Finalement, admettre la croyance dans un surnaturel et/ou une religion quelconque : le problème n’est pas là ! C’est l’affaire de chacun, avec son éducation, sa maturité intellectuelle/émotionnelle, ses préoccupations existentielles, les difficultés rencontrées, l’avancée en âge etc. 

Là où la croyance dans un surnaturel quelconque devient inadmissible, c’est quand elle s’impose à tous comme c’est le cas dans nos sociétés dite laïques. Le seul socle idéologique commun à l’humanité est celui du matérialisme scientifique laissant chacun croire en ce qu’il veut (peut) tout en restant dans le cadre des lois communes.

Or cette laïcité est incomplète si l’on considère rationnellement que le libre arbitre est une croyance surnaturelle échappant aux lois naturelles déterministes et indéterministes. 

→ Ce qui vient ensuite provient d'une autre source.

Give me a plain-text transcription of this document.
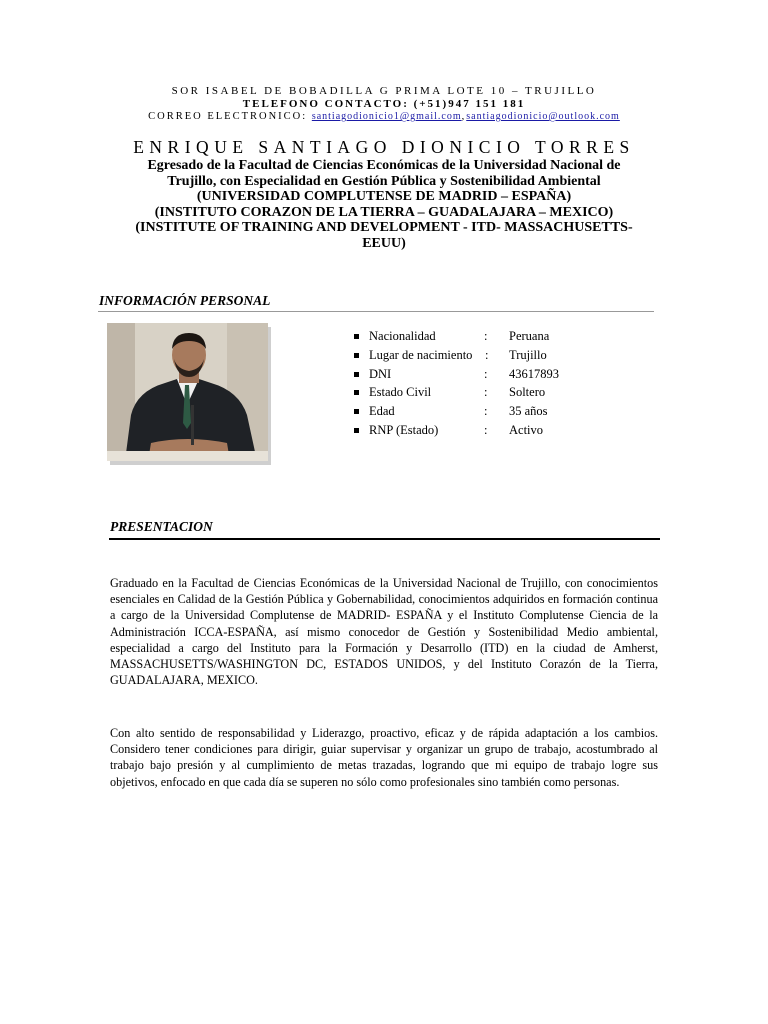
SOR ISABEL DE BOBADILLA G PRIMA LOTE 10 – TRUJILLO
TELEFONO CONTACTO: (+51)947 151 181
CORREO ELECTRONICO: santiagodionicio1@gmail.com,santiagodionicio@outlook.com
ENRIQUE SANTIAGO DIONICIO TORRES
Egresado de la Facultad de Ciencias Económicas de la Universidad Nacional de
Trujillo, con Especialidad en Gestión Pública y Sostenibilidad Ambiental
(UNIVERSIDAD COMPLUTENSE DE MADRID – ESPAÑA)
(INSTITUTO CORAZON DE LA TIERRA – GUADALAJARA – MEXICO)
(INSTITUTE OF TRAINING AND DEVELOPMENT - ITD- MASSACHUSETTS-
EEUU)
INFORMACIÓN PERSONAL
Nacionalidad	: Peruana
Lugar de nacimiento : Trujillo
DNI	: 43617893
Estado Civil	: Soltero
Edad	: 35 años
RNP (Estado)	: Activo
PRESENTACION
Graduado en la Facultad de Ciencias Económicas de la Universidad Nacional de Trujillo, con conocimientos esenciales en Calidad de la Gestión Pública y Gobernabilidad, conocimientos adquiridos en formación continua a cargo de la Universidad Complutense de MADRID- ESPAÑA y el Instituto Complutense Ciencia de la Administración ICCA-ESPAÑA, así mismo conocedor de Gestión y Sostenibilidad Medio ambiental, especialidad a cargo del Instituto para la Formación y Desarrollo (ITD) en la ciudad de Amherst, MASSACHUSETTS/WASHINGTON DC, ESTADOS UNIDOS, y del Instituto Corazón de la Tierra, GUADALAJARA, MEXICO.
Con alto sentido de responsabilidad y Liderazgo, proactivo, eficaz y de rápida adaptación a los cambios. Considero tener condiciones para dirigir, guiar supervisar y organizar un grupo de trabajo, acostumbrado al trabajo bajo presión y al cumplimiento de metas trazadas, logrando que mi equipo de trabajo logre sus objetivos, enfocado en que cada día se superen no sólo como profesionales sino también como personas.
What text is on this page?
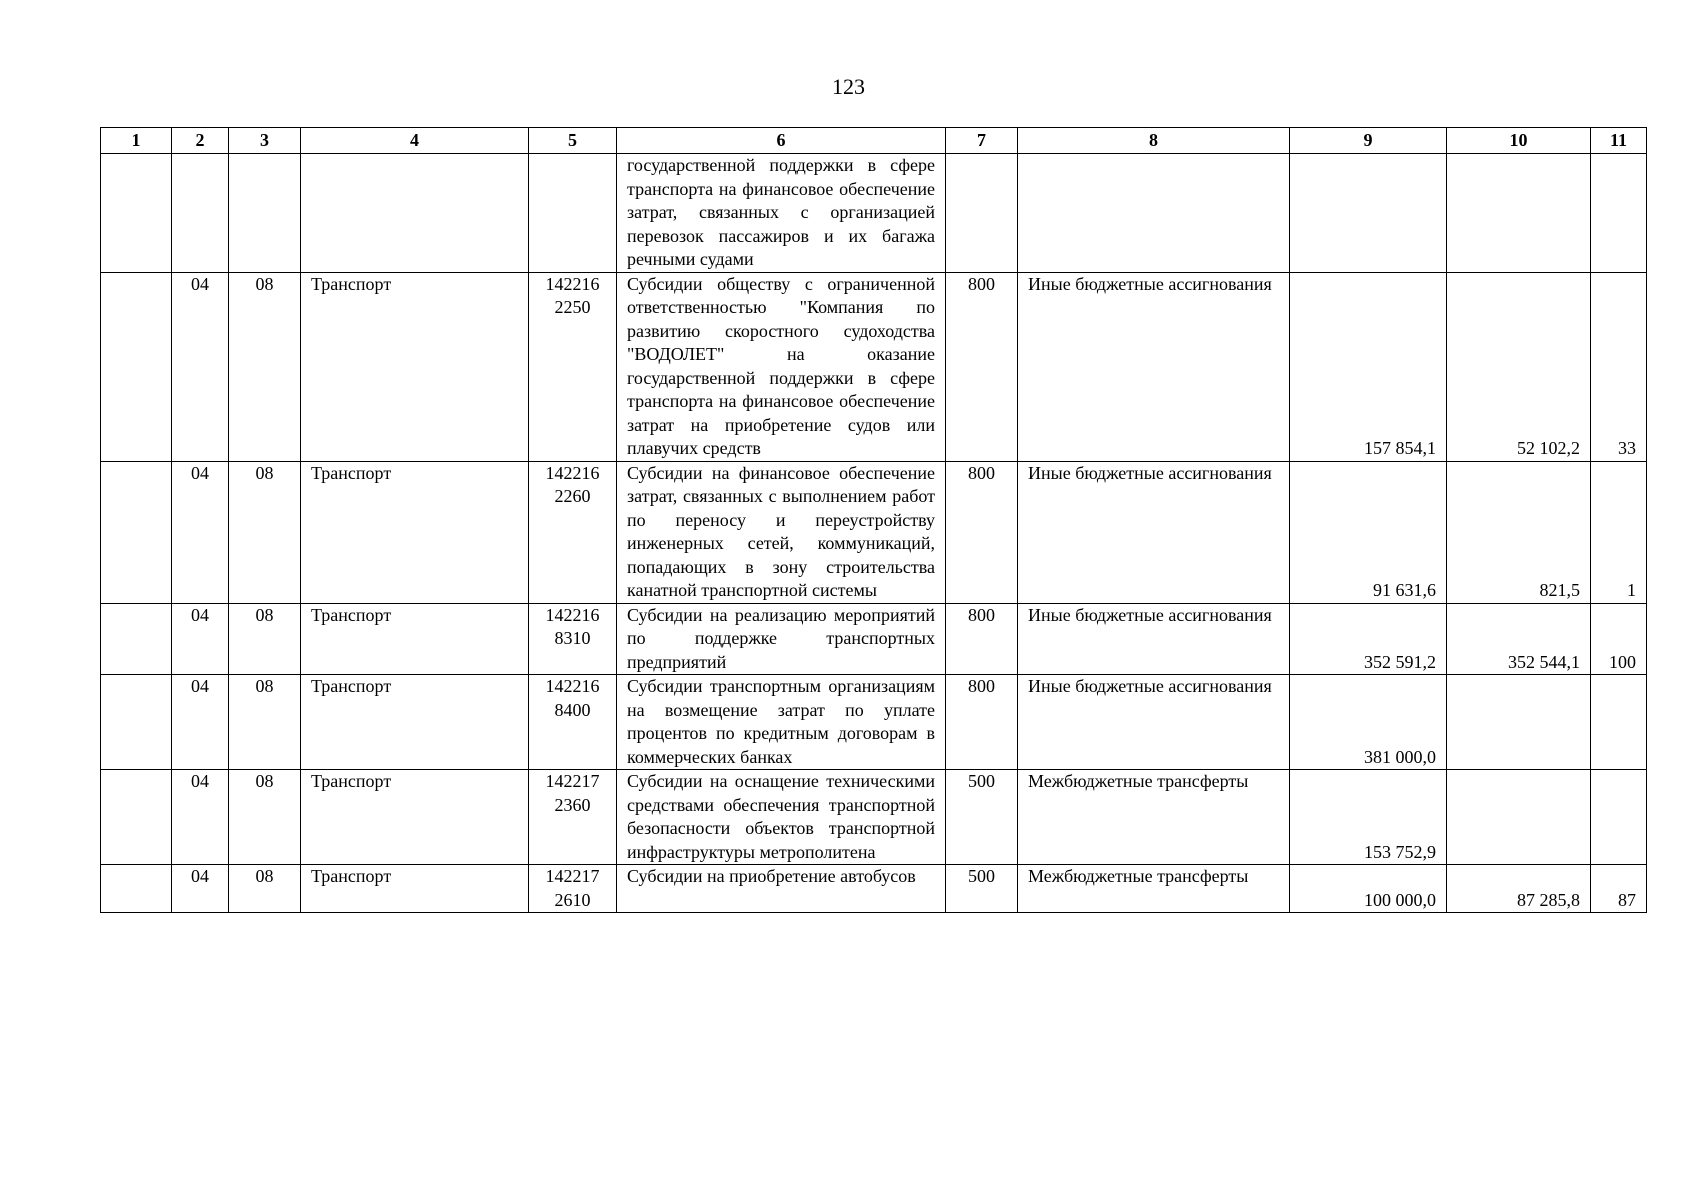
123
1	2	3	4	5	6	7	8	9	10	11
					государственной поддержки в сфере транспорта на финансовое обеспечение затрат, связанных с организацией перевозок пассажиров и их багажа речными судами					
	04	08	Транспорт	142216 2250	Субсидии обществу с ограниченной ответственностью "Компания по развитию скоростного судоходства "ВОДОЛЕТ" на оказание государственной поддержки в сфере транспорта на финансовое обеспечение затрат на приобретение судов или плавучих средств	800	Иные бюджетные ассигнования	157 854,1	52 102,2	33
	04	08	Транспорт	142216 2260	Субсидии на финансовое обеспечение затрат, связанных с выполнением работ по переносу и переустройству инженерных сетей, коммуникаций, попадающих в зону строительства канатной транспортной системы	800	Иные бюджетные ассигнования	91 631,6	821,5	1
	04	08	Транспорт	142216 8310	Субсидии на реализацию мероприятий по поддержке транспортных предприятий	800	Иные бюджетные ассигнования	352 591,2	352 544,1	100
	04	08	Транспорт	142216 8400	Субсидии транспортным организациям на возмещение затрат по уплате процентов по кредитным договорам в коммерческих банках	800	Иные бюджетные ассигнования	381 000,0		
	04	08	Транспорт	142217 2360	Субсидии на оснащение техническими средствами обеспечения транспортной безопасности объектов транспортной инфраструктуры метрополитена	500	Межбюджетные трансферты	153 752,9		
	04	08	Транспорт	142217 2610	Субсидии на приобретение автобусов	500	Межбюджетные трансферты	100 000,0	87 285,8	87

Ce résidu de croyance spiritualiste est à l’origine de bien des malheurs de l’humanité (voir Le côté obscur du libre arbitre).

Qui s’en inquiète ?

____________________________________________

Références 

  • Comte, Auguste. Cours de philosophie positive. (1830).
  • Freud, Sigmund. L'Avenir d'une illusion. PUF (1927).
  • Weber, Max. Le Savant et le Politique. (1919).
  • Gould, Stephen Jay. Et Dieu dit : « Que Darwin soit ! » : Science et religion, enfin la paix ? Seuil (2000).
  • Dawkins, Richard. Pour en finir avec Dieu. Robert Laffont (2008).
  • Collins, Francis. De la génétique à Dieu : La confession de foi d'un des plus grands scientifiques. Presses de la Renaissance (2010).
  • Barrett, Justin L. Born Believers: The Science of Children's Religious Belief. Free Press (2012).
  • Taylor, Charles. L'Âge séculier. Seuil (2011) - Pour une analyse approfondie de la place de la foi dans la modernité.